A body of words

“I believe that poetry is a long piece of hungry momentum. It’s a living organism,” declares Asheville-based poet Keith Flynn. He truly believes that poetry is as fundamentally human as a heartbeat. The words are propelled like blood to a heartbeat rhythm. The rhythm is in our bodies, those giant liquid drums, and the melody is everywhere.

As Flynn is so fond of saying, “The disdain of poetry is an unnatural act.”

For more than a decade, the Madison County native served as front man for a nationally touring rock group, The Crystal Zoo. And though the band is no longer together, Flynn still wears the trappings of a rocker, the dark glasses and long hair covering a low, rumbling voice. He projects the image of a man one could easily imagine living a day-to-day life on that eternal musician’s escape: The Road.

“It’s much simpler to tour on your own than with a rock band, of course,” said Flynn during a recent phone interview. “Traveling in a rock band is a little bit like running a pirate ship. With a band, the guys have a lot of presence — they take up a lot of space, and they all have their own appetites. When you’re traveling alone, you never have to worry about having a mutiny pulled on you.”

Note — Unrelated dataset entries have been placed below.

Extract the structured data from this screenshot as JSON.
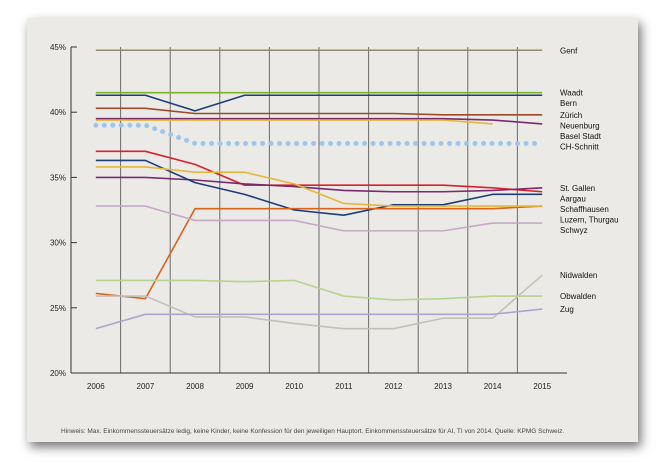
{
  "chart_data": {
    "type": "line",
    "x": [
      2006,
      2007,
      2008,
      2009,
      2010,
      2011,
      2012,
      2013,
      2014,
      2015
    ],
    "ylim": [
      20,
      45
    ],
    "yticks": [
      "20%",
      "25%",
      "30%",
      "35%",
      "40%",
      "45%"
    ],
    "grid": "vertical",
    "legend": "right-labels",
    "series": [
      {
        "name": "Genf",
        "color": "#8f8a6a",
        "values": [
          44.75,
          44.75,
          44.75,
          44.75,
          44.75,
          44.75,
          44.75,
          44.75,
          44.75,
          44.75
        ]
      },
      {
        "name": "Waadt",
        "color": "#78b52c",
        "values": [
          41.5,
          41.5,
          41.5,
          41.5,
          41.5,
          41.5,
          41.5,
          41.5,
          41.5,
          41.5
        ]
      },
      {
        "name": "Bern",
        "color": "#1d3d78",
        "values": [
          41.3,
          41.3,
          40.1,
          41.3,
          41.3,
          41.3,
          41.3,
          41.3,
          41.3,
          41.3
        ]
      },
      {
        "name": "Zürich",
        "color": "#9c4a28",
        "values": [
          40.3,
          40.3,
          39.9,
          39.9,
          39.9,
          39.9,
          39.9,
          39.8,
          39.8,
          39.8
        ]
      },
      {
        "name": "Neuenburg",
        "color": "#7a2a6e",
        "values": [
          39.5,
          39.5,
          39.5,
          39.5,
          39.5,
          39.5,
          39.5,
          39.5,
          39.4,
          39.1
        ]
      },
      {
        "name": "Basel Stadt",
        "color": "#e8b63a",
        "values": [
          39.4,
          39.4,
          39.4,
          39.4,
          39.4,
          39.4,
          39.4,
          39.4,
          39.1,
          null
        ]
      },
      {
        "name": "CH-Schnitt",
        "color": "#9cc6ec",
        "dotted": true,
        "values": [
          39.0,
          39.0,
          37.6,
          37.6,
          37.6,
          37.6,
          37.6,
          37.6,
          37.6,
          37.6
        ]
      },
      {
        "name": "Aargau",
        "color": "#d5222b",
        "values": [
          37.0,
          37.0,
          36.0,
          34.4,
          34.4,
          34.4,
          34.4,
          34.4,
          34.2,
          33.9
        ]
      },
      {
        "name": "St. Gallen",
        "color": "#7a2a6e",
        "values": [
          35.0,
          35.0,
          34.8,
          34.5,
          34.3,
          34.0,
          33.9,
          33.9,
          34.0,
          34.2
        ]
      },
      {
        "name": "Schaffhausen",
        "color": "#1d3d78",
        "values": [
          36.3,
          36.3,
          34.6,
          33.7,
          32.5,
          32.1,
          32.9,
          32.9,
          33.7,
          33.7
        ]
      },
      {
        "name": "Luzern, Thurgau",
        "color": "#d9641e",
        "values": [
          26.1,
          25.7,
          32.6,
          32.6,
          32.6,
          32.6,
          32.6,
          32.6,
          32.6,
          32.8
        ]
      },
      {
        "name": "",
        "color": "#e8b63a",
        "values": [
          35.8,
          35.8,
          35.4,
          35.4,
          34.5,
          33.0,
          32.8,
          32.8,
          32.8,
          32.8
        ]
      },
      {
        "name": "Schwyz",
        "color": "#c6a9c6",
        "values": [
          32.8,
          32.8,
          31.7,
          31.7,
          31.7,
          30.9,
          30.9,
          30.9,
          31.5,
          31.5
        ]
      },
      {
        "name": "Nidwalden",
        "color": "#c4c0b8",
        "values": [
          25.9,
          25.9,
          24.3,
          24.3,
          23.8,
          23.4,
          23.4,
          24.2,
          24.2,
          27.5
        ]
      },
      {
        "name": "Obwalden",
        "color": "#b4d493",
        "values": [
          27.1,
          27.1,
          27.1,
          27.0,
          27.1,
          25.9,
          25.6,
          25.7,
          25.9,
          25.9
        ]
      },
      {
        "name": "Zug",
        "color": "#a8a6cc",
        "values": [
          23.4,
          24.5,
          24.5,
          24.5,
          24.5,
          24.5,
          24.5,
          24.5,
          24.5,
          24.9
        ]
      }
    ]
  },
  "footnote": "Hinweis: Max. Einkommenssteuersätze ledig, keine Kinder, keine Konfession für den jeweiligen Hauptort. Einkommenssteuersätze für AI, TI von 2014. Quelle: KPMG Schweiz."
}
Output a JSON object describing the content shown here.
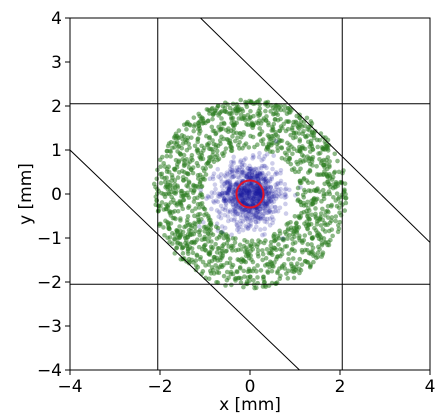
{
  "chart_data": {
    "type": "scatter",
    "title": "",
    "xlabel": "x [mm]",
    "ylabel": "y [mm]",
    "xlim": [
      -4,
      4
    ],
    "ylim": [
      -4,
      4
    ],
    "x_ticks": [
      -4,
      -2,
      0,
      2,
      4
    ],
    "y_ticks": [
      -4,
      -3,
      -2,
      -1,
      0,
      1,
      2,
      3,
      4
    ],
    "x_tick_labels": [
      "−4",
      "−2",
      "0",
      "2",
      "4"
    ],
    "y_tick_labels": [
      "−4",
      "−3",
      "−2",
      "−1",
      "0",
      "1",
      "2",
      "3",
      "4"
    ],
    "grid": false,
    "series": [
      {
        "kind": "scatter-annulus",
        "center": [
          0,
          0
        ],
        "r_inner": 1.05,
        "r_outer": 2.15,
        "count": 1400,
        "color": "#2e7d22",
        "opacity": 0.55
      },
      {
        "kind": "scatter-gaussian",
        "center": [
          0,
          0
        ],
        "sigma": 0.35,
        "count": 900,
        "color": "#1a1aa0",
        "opacity": 0.22
      },
      {
        "kind": "circle",
        "center": [
          0,
          0
        ],
        "radius": 0.3,
        "color": "#e0142a"
      }
    ],
    "reference_lines": {
      "vertical": [
        -2.05,
        2.05
      ],
      "horizontal": [
        2.05,
        -2.05
      ],
      "diagonal": [
        {
          "from": [
            -1.1,
            4.0
          ],
          "to": [
            4.0,
            -1.1
          ]
        },
        {
          "from": [
            -4.0,
            1.0
          ],
          "to": [
            1.1,
            -4.0
          ]
        }
      ],
      "color": "#000000"
    }
  }
}
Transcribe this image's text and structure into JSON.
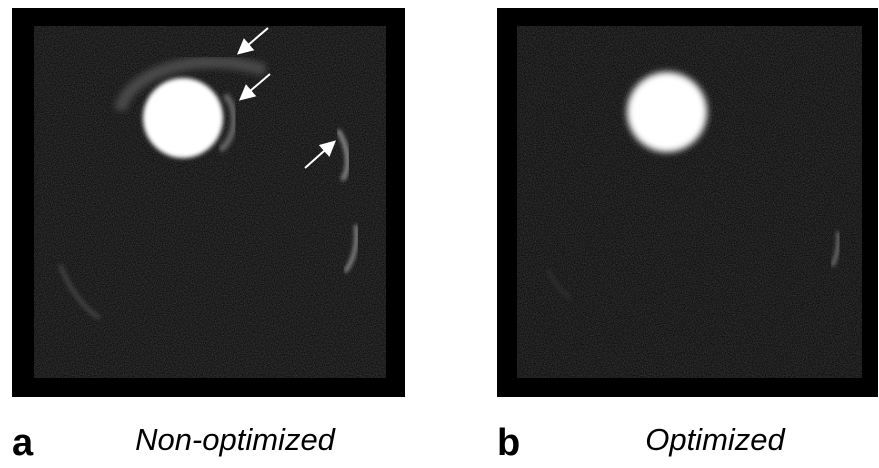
{
  "panels": [
    {
      "letter": "a",
      "caption": "Non-optimized"
    },
    {
      "letter": "b",
      "caption": "Optimized"
    }
  ]
}
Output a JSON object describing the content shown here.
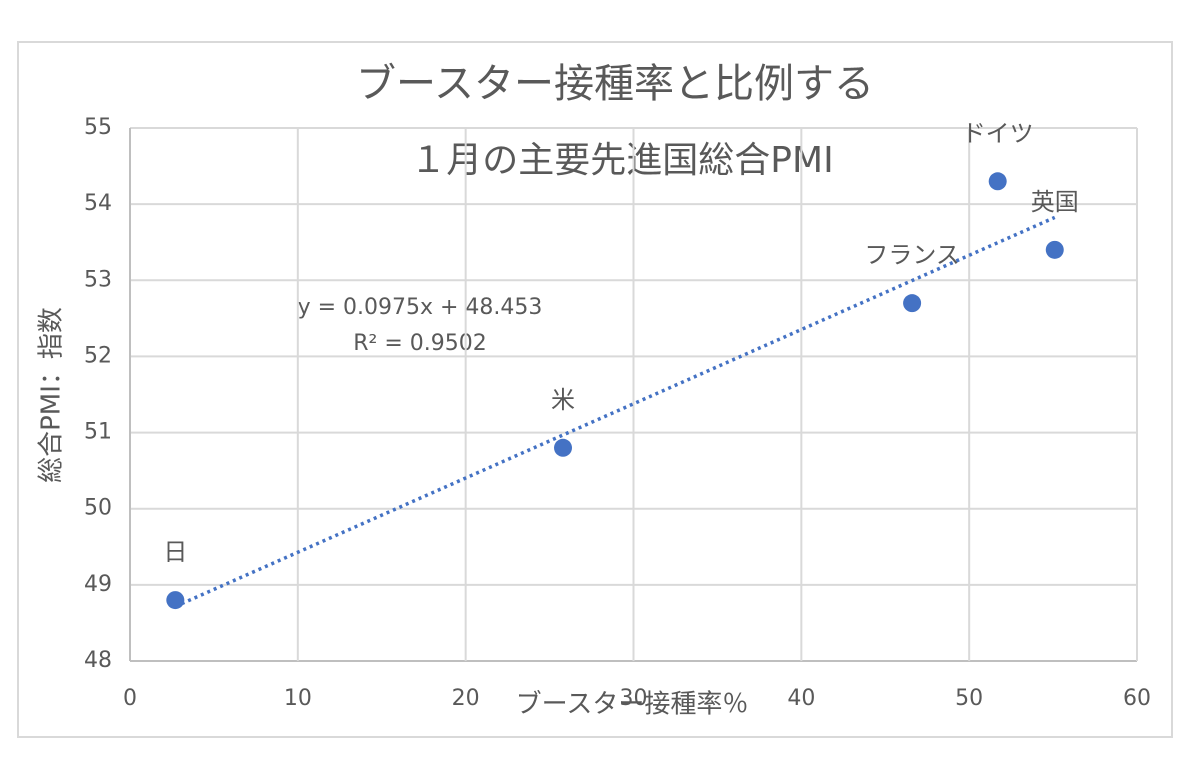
{
  "chart_data": {
    "type": "scatter",
    "title": "ブースター接種率と比例する",
    "subtitle": "１月の主要先進国総合PMI",
    "x_label": "ブースター接種率％",
    "y_label": "総合PMI：指数",
    "series": [
      {
        "color": "#4472c4",
        "x": [
          2.7,
          25.8,
          46.6,
          51.7,
          55.1
        ],
        "values": [
          48.8,
          50.8,
          52.7,
          54.3,
          53.4
        ],
        "labels": [
          "日",
          "米",
          "フランス",
          "ドイツ",
          "英国"
        ]
      }
    ],
    "trendline": {
      "slope": 0.0975,
      "intercept": 48.453,
      "equation": "y = 0.0975x + 48.453",
      "r_squared_label": "R² = 0.9502"
    },
    "xlim": [
      0,
      60
    ],
    "xticks": [
      0,
      10,
      20,
      30,
      40,
      50,
      60
    ],
    "ylim": [
      48,
      55
    ],
    "yticks": [
      48,
      49,
      50,
      51,
      52,
      53,
      54,
      55
    ],
    "grid": true
  }
}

Flynn is in the midst of an extensive solo tour promoting his most recent release, a spoken-word-and-music fusion titled Nervous Splendor that pulls poems from all three of his published works. Flynn often combines his own dramatic readings with fragments of song and talking-blues-inspired transitions, a penchant that has set him apart from more academic poets at collective readings.

“There is always a mad, culpable need to see an audience sweat, and break down that third wall,” said Flynn. “There’s a certain intimacy in my shows that makes the audience a part of the performance.”

In fact, it was Flynn’s signature style of performing his poetry — his particular mixing of music and spoken word — that prompted repeated requests for an album emulating the experience of his live shows.

“In my readings, there is a lot of a cappella singing, and people wanted to get a copy of it,” Flynn revealed. “It seemed like at every single gig I was doing, people were saying, ‘Where’s a record of this?’ Some of my closest people told me to get into an overdub studio and record as much of this as possible.”

To Flynn, no stranger to recording from his Crystal Zoo days, the idea seemed like winner. He did, however, have some reservations about the project. For one, he’d just finished a yearlong tour; and for another, he was set to record in a New York City studio mere weeks after the events of Sept. 11, 2001.

“It was a critical-mass time for me to be in New York doing those poems,” Flynn recalled. “The building I was in kept getting bomb threats, and we only had two days that were uninterrupted by some sort of security problem. It was sort of looming over the whole proceedings, and there’s a bit of that emotion in those performances.”

Bomb threats or no, Flynn was able to complete the album’s poetry tracks within a month, but it would take him nearly two years to fully complete Nervous Splendor‘s musical elements.

“I was really worried about how the album would come out,” Flynn confessed. “I didn’t know if all that material would find a cohesion that would allow it to flow. It’s got spoken-word pieces, a cappella singing and some rock stuff. I wasn’t sure about it when I started, but now I think it works. It gives a listener some context to what I’m about, and what I’ve been trying to write in the last 20 years.”

And while longtime Asheville poetry scenesters may best remember Flynn as the growl-voiced rocker with a poem or two up his sleeve, his nationally touring poet persona has become much more than that. Although Flynn is based in Asheville, he’s spent much of his time during the past decade on the road, reading, performing and promoting both his own works and the Asheville Poetry Review — the respected, internationally distributed journal he founded (Flynn still serves as the publication’s managing editor). All three of his poetry collections are still in print, and though he may still play the rocker from time to time, the eyes behind the sunglasses burn with the hope of a literary legacy.

“The idea of a rock poet is no longer such an alien force in our culture,” said Flynn. “From Bob Dylan to Patti Smith and Jim Morrison to Tom Waits, there’s a long tradition. I think I sort of fit in that grouping.”

And what of his own rock-poet image?

“It would be difficult to concoct a persona if you didn’t have one naturally,” Flynn pronounced. “Every performer wants to have a certain amount of charisma, but either you have it or you don’t. There are many academic poets whose work I absolutely adore, and yet it’s astonishing how many of them read their work badly. The page is a cold bed, but a poem also has to live in the air.

“In this day and age, poetry has to do both things.”